Creative and Critical Making

Oct 01, 2018

I recently formed a sort of hypothesis, or supposition if you will, instigated by the opening question in Leslie Hirst's "Groundwork", "How does a new student of art and design transform into creative and critical maker"? 

I jotted down this initial thought with consideration that I was about to break it completely apart as I completed the reading. That supposition started as this:

Along a similar philosophy as Joseph Beuys who argued that everyone is an artist, in some form or another, I believe that everyone is a maker. However, to be creative and critical requires embracing or actively questioning your chosen expressive language as it pertains to intention/choice; empowerment/permission; iteration/uncertainty/experimentation.

And then, what is creativity? 

Leslie Hirst's description really brings to the forefront what I, through the lens of an experienced designer, also hold as true. Creativity is not always new or novel. Creativity can involve innovation. Creativity does not mean "original" for inherently is there is, even in the break down of the work original, an *origin* we must acknowledge. Indeed, creativity applies to many walks of life, modes of thinking and doing, yet complies with similar measures of success across the board. 

Did you do it? Yes? Ok, success in doing.

Hirst's outline of what it takes to be a creative and critical maker, as five key lessons, are introduced with the acknowledgment that the discipline of art and design disciplines, is that they are, contrary to conventional thought, very rule-based. Side note: I wish she would have gone further to describe how to distinguish between art and design instead of casually use them in the same sentence all the time.

The rule-based standards include, according to Hirst, needing step-by-step frameworks, structured guidelines, applications, and—the best rule of all—the necessity to break these aforementioned rules. 

I would agree that these particularly process-driven disciplines are rare in that we are expected to break the rules by following them.

I comment on Hirst's five lessons below:

"Lesson #1 - Begin by looking at options" as opposed to "acting at random" - Yes, and make sure these "options" are varied, diverse, and across disciplines.

"Lesson #2 - Learn to see by thinking more complexly about visibility." - While Hirst's examples of playing with scale are helpful is testing our boundaries, assumptions, and understanding of what is visible, I strongly believe that art and design needs to go beyond visibility. It's time to acknowledge that there are many other senses to tap into and use as muse or medium for instigating multi-sensory that invites those visually disabled, creative problem solving or designing of experiences. Refer back to #1 for making sure there are diverse options to inspire what's possible and what may be considered.

"Lesson #3 - Use everything you know and record everything." - Yes, everything.
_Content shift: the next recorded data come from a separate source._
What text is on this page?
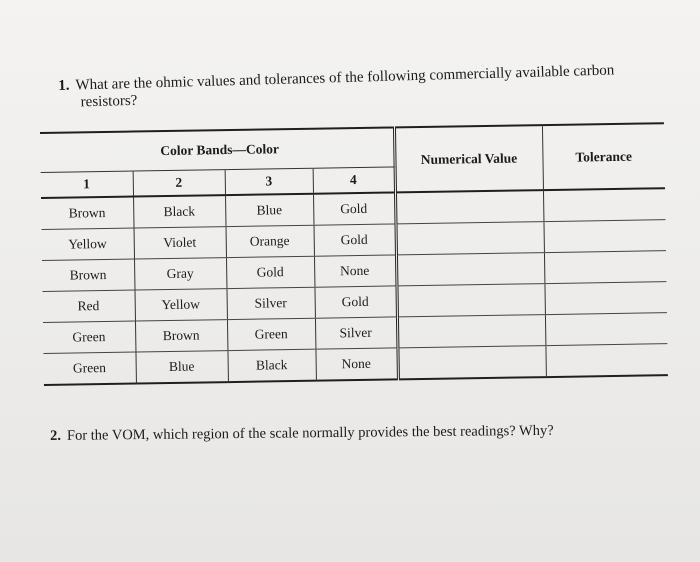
1. What are the ohmic values and tolerances of the following commercially available carbon
resistors?
	Color Bands—Color			Numerical Value	Tolerance
1	2	3	4		
Brown	Black	Blue	Gold		
Yellow	Violet	Orange	Gold		
Brown	Gray	Gold	None		
Red	Yellow	Silver	Gold		
Green	Brown	Green	Silver		
Green	Blue	Black	None		
2. For the VOM, which region of the scale normally provides the best readings? Why?
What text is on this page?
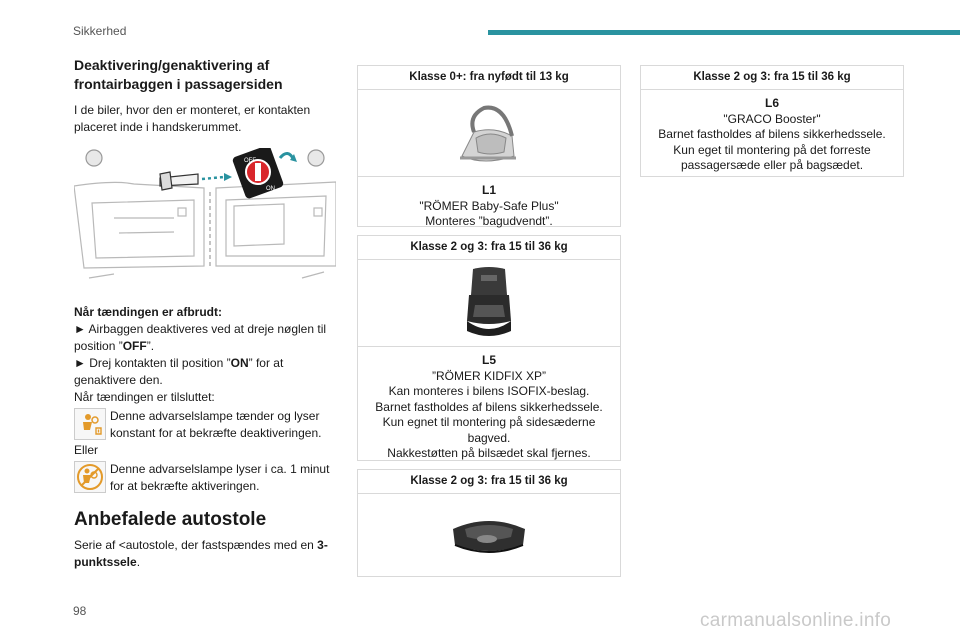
Sikkerhed
Deaktivering/genaktivering af frontairbaggen i passagersiden

I de biler, hvor den er monteret, er kontakten placeret inde i handskerummet.

OFF
ON

Når tændingen er afbrudt:

► Airbaggen deaktiveres ved at dreje nøglen til position ”OFF”.

► Drej kontakten til position ”ON” for at genaktivere den.

Når tændingen er tilsluttet:

Denne advarselslampe tænder og lyser konstant for at bekræfte deaktiveringen.

Eller

Denne advarselslampe lyser i ca. 1 minut for at bekræfte aktiveringen.

Anbefalede autostole

Serie af <autostole, der fastspændes med en 3-punktssele.

Klasse 0+: fra nyfødt til 13 kg
L1
"RÖMER Baby-Safe Plus"
Monteres ”bagudvendt”.
Klasse 2 og 3: fra 15 til 36 kg
L5
”RÖMER KIDFIX XP”
Kan monteres i bilens ISOFIX-beslag.
Barnet fastholdes af bilens sikkerhedssele.
Kun egnet til montering på sidesæderne bagved.
Nakkestøtten på bilsædet skal fjernes.
Klasse 2 og 3: fra 15 til 36 kg
Klasse 2 og 3: fra 15 til 36 kg
L6
"GRACO Booster"
Barnet fastholdes af bilens sikkerhedssele.
Kun eget til montering på det forreste passagersæde eller på bagsædet.
98	carmanualsonline.info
To distinguish between "everything" vs "anything" is important. Hirst could have said "anything". But then there is no personal experience or relevance to point to, connect to, or find ways to translate. Some of that everything will fall by the wayside as one experiments or iterates, but some of that everything will continue to show up.

"Lesson #4 - Don't try to get to the end without taking necessary steps to get there." Word. Might at add this means no attachment, keep goals as just guides that you may reference but not necessarily follow as being some syntax or absolute direction.

"Lesson #5 - Understand that what you are learning is not hat is being taught". What you are being taught is how to learn from yourself.

If I could add an additional lesson, Lesson #6 might be:

Explode your assumptions of the following and ask questions: Assumptions of what you believe art and/or design to be.

What "finished" means and the value of iteration for years to come.

And my earlier supposition? Yeah, everyone may be artists or makers in one way or another. But acting with intention and rigor to ask questions, test them out, iterate, fail, and make again with desire to do more… there lies the proof of a creative and critical maker in the making.